One final point worth considering: Are we right to see the role of government to be laissez-faire, but to intervene as a last resort to protect the most vulnerable?  It seems totally logical.  Indeed, if we return to the evolutionary biology analogy, you might ask yourself, why wouldn’t you want to invest the most in protecting the most vulnerable?  Why wouldn’t you start with saving the giant pander as the first step in avoiding a forthcoming anthropogenic-driven biodiversity mass extinction?  The answer, as it turns out, is that many ‘less vulnerable’ or perhaps if the truth be said, less charismatic species, might go extinct, but could be saved, were the contribution to maintaining the ecosystems, set as the criterion for returning value.  Put bluntly in disability terms, this means valuing people for their abilities and seeing the potential in them.  And is that such a bad thing?

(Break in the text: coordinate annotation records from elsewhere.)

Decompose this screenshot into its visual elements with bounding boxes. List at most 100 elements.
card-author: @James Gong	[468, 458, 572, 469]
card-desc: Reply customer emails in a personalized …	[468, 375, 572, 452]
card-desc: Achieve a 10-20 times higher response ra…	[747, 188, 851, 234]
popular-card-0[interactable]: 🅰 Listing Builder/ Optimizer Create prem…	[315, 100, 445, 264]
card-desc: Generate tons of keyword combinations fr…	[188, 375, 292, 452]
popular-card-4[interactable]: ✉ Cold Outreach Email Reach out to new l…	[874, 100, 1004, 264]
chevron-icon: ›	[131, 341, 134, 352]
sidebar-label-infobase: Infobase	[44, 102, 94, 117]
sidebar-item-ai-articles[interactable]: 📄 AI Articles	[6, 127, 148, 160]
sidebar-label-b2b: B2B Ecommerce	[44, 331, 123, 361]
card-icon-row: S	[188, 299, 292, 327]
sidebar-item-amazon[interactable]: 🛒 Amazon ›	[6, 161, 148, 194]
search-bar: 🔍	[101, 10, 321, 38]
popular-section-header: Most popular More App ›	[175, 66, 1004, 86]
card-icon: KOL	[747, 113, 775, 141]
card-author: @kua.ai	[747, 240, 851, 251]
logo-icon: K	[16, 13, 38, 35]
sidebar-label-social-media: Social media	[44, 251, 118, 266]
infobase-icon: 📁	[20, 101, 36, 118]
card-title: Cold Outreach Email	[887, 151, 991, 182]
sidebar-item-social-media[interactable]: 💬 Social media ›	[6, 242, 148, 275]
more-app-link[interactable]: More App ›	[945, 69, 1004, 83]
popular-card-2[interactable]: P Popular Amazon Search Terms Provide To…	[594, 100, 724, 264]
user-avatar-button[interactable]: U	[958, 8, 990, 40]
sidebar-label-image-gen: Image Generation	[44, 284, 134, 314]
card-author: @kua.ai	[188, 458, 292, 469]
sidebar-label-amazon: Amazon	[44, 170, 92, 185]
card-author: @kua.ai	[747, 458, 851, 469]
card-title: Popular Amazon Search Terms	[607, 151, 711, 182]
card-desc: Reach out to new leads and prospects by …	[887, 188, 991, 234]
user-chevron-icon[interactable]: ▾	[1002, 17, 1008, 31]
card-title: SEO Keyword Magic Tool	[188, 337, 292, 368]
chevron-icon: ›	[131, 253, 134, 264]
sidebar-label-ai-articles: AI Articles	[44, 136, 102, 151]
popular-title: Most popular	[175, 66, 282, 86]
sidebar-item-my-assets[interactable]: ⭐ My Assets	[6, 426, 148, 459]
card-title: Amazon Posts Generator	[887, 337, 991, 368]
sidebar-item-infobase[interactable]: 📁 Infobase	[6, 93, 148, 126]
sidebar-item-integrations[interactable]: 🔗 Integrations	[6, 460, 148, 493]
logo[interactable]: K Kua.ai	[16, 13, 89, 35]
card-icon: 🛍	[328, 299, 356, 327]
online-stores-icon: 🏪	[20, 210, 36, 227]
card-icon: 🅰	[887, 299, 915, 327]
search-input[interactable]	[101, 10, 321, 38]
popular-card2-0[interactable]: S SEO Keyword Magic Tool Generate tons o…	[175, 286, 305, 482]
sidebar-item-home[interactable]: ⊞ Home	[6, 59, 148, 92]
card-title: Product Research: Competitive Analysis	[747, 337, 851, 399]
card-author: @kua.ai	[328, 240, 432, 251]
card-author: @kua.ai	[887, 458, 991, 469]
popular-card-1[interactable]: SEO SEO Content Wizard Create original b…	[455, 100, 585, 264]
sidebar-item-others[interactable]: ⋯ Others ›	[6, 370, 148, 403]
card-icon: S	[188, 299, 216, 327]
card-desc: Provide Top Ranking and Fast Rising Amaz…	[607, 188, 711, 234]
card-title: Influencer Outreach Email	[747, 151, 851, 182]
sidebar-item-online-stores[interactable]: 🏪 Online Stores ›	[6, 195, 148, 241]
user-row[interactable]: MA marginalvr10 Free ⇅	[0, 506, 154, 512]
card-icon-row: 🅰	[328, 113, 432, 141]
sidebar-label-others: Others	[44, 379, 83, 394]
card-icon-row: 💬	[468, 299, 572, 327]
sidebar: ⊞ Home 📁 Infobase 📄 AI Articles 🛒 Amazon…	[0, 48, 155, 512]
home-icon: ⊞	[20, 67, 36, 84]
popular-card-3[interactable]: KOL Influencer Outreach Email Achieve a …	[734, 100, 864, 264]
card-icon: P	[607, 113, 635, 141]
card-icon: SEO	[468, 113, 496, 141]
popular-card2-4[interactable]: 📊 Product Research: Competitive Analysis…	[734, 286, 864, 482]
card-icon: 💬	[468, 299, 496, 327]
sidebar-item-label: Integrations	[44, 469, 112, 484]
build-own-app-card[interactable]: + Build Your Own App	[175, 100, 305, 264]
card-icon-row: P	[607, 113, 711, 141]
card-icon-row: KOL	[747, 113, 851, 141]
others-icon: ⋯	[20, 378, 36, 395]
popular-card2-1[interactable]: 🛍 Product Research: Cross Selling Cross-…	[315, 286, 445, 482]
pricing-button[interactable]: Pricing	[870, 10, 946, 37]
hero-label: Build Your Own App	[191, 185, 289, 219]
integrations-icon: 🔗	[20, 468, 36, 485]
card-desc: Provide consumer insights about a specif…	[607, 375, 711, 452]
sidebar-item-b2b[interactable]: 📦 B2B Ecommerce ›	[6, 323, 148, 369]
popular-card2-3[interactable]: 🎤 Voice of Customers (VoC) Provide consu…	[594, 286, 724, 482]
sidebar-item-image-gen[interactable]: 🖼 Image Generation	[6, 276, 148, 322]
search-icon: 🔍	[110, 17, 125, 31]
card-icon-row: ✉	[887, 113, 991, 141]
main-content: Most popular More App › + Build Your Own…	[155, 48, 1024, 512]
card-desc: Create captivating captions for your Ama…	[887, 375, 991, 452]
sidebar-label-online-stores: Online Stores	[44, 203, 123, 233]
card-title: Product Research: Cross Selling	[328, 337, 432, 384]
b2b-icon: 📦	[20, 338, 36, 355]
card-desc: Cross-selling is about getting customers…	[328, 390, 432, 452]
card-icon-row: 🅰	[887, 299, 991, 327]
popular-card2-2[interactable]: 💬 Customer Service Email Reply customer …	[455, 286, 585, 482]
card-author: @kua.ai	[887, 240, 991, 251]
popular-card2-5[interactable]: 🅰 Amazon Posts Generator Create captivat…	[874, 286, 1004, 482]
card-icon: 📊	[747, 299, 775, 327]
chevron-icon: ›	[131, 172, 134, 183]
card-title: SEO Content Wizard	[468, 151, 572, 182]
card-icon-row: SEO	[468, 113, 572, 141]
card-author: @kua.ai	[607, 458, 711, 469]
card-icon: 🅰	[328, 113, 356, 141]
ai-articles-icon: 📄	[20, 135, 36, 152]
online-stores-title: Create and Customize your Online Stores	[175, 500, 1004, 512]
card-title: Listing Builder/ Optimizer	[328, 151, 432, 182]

Our approach to disability discrimination policy needs a fundamental overhaul, as do our values.  Kind intents and muddled thinking have led to regulations that are nothing short of counter-productive.  And where once Darwinism was cast as the villain in any civilised debate about interventions, a rational case can be made for whole system approaches, whole system value sets that manage for positive results across the board in an inclusive rather than exclusive fashion, in a way that enables all individuals, rather than protects the entitled.